La société Gie Corum précise qu’elle l’ignorait lorsqu’elle a saisi le tribunal judiciaire. Elle fait état d’un procès futur distinct de celui tenant au licenciement contesté par son ancien salarié et tenant à la conservation des données CRM CORUM exportées sur un compte en ligne de l’intéressé.
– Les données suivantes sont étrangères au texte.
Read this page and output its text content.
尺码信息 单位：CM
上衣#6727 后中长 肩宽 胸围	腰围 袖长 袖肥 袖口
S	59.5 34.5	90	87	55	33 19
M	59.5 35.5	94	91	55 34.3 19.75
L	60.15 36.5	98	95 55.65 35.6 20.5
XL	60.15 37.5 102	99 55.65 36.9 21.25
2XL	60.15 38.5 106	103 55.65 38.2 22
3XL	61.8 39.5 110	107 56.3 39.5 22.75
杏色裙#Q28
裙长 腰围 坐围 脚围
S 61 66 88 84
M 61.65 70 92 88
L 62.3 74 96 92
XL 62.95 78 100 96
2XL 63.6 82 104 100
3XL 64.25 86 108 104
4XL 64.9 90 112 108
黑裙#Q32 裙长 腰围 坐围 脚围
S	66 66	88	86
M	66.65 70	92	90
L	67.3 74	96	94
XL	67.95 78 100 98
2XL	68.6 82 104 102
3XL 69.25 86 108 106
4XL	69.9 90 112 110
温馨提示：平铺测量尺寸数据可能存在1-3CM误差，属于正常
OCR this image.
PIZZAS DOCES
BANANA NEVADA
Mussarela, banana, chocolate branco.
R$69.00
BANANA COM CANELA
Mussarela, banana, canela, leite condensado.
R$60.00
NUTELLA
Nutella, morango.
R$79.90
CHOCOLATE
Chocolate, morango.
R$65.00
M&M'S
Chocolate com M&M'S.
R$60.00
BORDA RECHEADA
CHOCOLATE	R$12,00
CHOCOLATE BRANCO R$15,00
Il en résulte en tous les cas que le premier juge n’avait pas connaissance de cette instance déjà pendante.
Contrairement à ce que soutient le Gie Corum, la conservation éventuelle de ces données, voire leur usage et leur transmission à des tiers qui sont des faits matériels que l’appelant cherche à établir, ne peuvent être détachés de la question des fautes invoquées pour fonder le licenciement.
En effet, dans l’hypothèse où la recherche informatique sur les supports appartenant à M. [S] démontrerait qu’il détient effectivement des données CRM CORUM exportées par lui sur son compte en ligne Google Drive, dans les conditions litigieuses, le motif principal du licenciement serait conforté, pour peu que le conseil de prud’hommes en retienne le sérieux, puisque cette exportation est précisément visée dans la lettre de licenciement.
La lettre de licenciement reprochait notamment à ce salarié :
« (') nous constatons ainsi que vous avez pris l’initiative, sans mandat ni lettre de mission d’aucune sorte, d’exporter sur votre compte personnel Google Drive 20,6 Mo de données clients du CRM du Groupe, ce qui représente la quasi-totalité des clients CORUM (') ».
Il est allégué dans cette lettre que ce stockage de données clients à partir de données réelles non anonymisées est « très grave ».
La preuve recherchée ne se rattache donc pas uniquement à un procès futur et distinct, mais elle peut venir au soutien du procès déjà en cours, les mots clés aux fins de recherche comportant d’ailleurs le nom du requérant « CORUM » et ne présentent aucun caractère discriminant suffisant pour ne pas pouvoir être utilisés dans le procès déjà en cours.
En outre, M. [S] a déjà été mis en demeure par lettre recommandée du 11 avril 2023 s’agissant de l’exportation des données, de leur conservation ou de leur communication, de sorte que l’effet de surprise s’agissant des investigations sollicitées ne peut plus être invoqué.
Dès lors, la décision déférée sera confirmée en ce qu’elle a rejeté la requête, les motifs de la cour s’ajoutant à ceux du premier juge.
PAR CES MOTIFS
Statuant hors la présence du public, non contradictoirement,
Confirme l’ordonnance entreprise ;
Y ajoutant,
Condamne le Gie Corum Butler aux dépens.